FBI’s Most Wanted: Your Browsing Activity
FBI Director Robert Mueller wants ISPs to track “origin and destination information” about their customers’ browsing habits and store them for authorities’ use for two years, according to a CNET report.
That would mean monitoring the IP addresses, domains and exact websites users visit, and then storing that information for months. If officials who support this measure get their way, federal, state and local law enforcement would be able to access the information via search warrant or subpoena.
Access to exact URLs would require deep-packet inspection, which could be a violation of the Wiretap Act. The courts would end up having to make a ruling one way or the other if authorities try it.
The argument in favor is that the FBI has long been able to do this with telephone call information, but since so much telephone communication has been replaced by web activity, this would just be a preservation of existing powers. And those in favor insist that no actual content would be released to authorities — only points of contact. For example, authorities can see that a phone call was made from one number to another, but they don’t know what was said unless they wiretap.

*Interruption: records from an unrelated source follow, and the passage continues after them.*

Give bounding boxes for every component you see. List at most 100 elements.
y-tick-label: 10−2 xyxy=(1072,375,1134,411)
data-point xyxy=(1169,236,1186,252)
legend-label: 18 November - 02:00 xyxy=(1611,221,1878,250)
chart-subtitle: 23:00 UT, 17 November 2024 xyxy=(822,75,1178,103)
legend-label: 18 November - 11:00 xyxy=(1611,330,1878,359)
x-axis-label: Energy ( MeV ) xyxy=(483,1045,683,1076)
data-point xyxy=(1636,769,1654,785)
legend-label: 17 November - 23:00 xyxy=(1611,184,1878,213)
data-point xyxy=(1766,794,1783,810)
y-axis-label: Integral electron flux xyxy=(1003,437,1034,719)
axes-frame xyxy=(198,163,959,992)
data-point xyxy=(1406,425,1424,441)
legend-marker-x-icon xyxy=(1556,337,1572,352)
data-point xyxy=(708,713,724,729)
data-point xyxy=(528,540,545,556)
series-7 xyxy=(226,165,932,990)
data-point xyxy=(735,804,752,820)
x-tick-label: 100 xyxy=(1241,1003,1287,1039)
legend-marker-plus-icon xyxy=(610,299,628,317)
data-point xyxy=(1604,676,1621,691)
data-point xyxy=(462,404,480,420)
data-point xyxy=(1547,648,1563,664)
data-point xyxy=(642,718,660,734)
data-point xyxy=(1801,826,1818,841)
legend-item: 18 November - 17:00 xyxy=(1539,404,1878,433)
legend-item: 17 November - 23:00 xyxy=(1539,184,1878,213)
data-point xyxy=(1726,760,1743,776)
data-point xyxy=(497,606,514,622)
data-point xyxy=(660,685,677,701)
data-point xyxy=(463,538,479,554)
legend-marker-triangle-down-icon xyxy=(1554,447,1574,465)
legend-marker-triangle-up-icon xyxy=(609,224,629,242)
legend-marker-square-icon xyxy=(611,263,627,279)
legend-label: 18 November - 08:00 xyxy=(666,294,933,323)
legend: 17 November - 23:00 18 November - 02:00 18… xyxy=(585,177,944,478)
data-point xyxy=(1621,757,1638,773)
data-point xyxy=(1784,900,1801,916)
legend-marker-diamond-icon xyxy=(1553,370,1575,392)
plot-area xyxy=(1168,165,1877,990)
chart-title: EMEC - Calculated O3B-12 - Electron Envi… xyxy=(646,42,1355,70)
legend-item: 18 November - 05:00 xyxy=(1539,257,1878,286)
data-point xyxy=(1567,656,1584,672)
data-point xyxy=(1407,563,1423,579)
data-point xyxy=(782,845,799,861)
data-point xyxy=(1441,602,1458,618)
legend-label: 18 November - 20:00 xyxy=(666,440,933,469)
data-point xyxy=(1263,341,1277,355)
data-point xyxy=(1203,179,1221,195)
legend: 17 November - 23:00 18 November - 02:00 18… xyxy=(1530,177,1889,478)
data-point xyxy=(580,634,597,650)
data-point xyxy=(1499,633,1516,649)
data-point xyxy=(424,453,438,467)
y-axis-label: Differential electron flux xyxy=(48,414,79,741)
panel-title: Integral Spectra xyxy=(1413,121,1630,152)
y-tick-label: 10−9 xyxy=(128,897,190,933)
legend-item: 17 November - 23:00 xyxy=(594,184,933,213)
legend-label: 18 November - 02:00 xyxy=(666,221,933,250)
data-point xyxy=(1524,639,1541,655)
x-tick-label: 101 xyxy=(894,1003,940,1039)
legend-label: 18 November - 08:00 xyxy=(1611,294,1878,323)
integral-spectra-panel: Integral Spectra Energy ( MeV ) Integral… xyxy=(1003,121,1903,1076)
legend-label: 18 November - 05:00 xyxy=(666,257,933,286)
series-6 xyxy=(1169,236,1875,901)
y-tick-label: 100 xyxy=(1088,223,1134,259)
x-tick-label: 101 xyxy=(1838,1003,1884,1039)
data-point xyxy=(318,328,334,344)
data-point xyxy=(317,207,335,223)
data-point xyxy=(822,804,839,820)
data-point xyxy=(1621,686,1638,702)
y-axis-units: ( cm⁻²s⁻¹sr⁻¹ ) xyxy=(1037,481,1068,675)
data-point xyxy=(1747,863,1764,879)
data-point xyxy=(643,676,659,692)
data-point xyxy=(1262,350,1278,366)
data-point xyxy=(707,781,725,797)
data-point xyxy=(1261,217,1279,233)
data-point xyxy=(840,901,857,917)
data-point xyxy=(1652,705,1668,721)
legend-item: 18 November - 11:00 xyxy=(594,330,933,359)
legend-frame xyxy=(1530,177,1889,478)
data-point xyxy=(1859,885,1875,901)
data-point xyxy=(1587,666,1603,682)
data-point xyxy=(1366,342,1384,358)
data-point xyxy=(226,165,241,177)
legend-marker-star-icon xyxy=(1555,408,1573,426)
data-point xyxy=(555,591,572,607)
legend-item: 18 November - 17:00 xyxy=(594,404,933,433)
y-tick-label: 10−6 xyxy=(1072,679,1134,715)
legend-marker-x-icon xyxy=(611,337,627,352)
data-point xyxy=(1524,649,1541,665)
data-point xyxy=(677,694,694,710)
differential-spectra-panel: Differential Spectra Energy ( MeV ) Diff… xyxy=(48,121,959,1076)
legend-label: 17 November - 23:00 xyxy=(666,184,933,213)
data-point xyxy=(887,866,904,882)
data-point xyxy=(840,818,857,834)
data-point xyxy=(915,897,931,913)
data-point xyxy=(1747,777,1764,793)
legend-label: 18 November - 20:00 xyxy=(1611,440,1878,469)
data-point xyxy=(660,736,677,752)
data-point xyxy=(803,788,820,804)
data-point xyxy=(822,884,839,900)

The FBI says it could use an ISP’s data to investigate suspected child pornographers, but there are obviously potential abuses as well. The good news for privacy hawks who oppose this sort of thing just as strongly as they do the CIA’s alleged use of social networking data is that no significant progress has been made to get this done; consider this more a statement of intent. It’s not the first though; a formal request was sent to congress almost two years ago.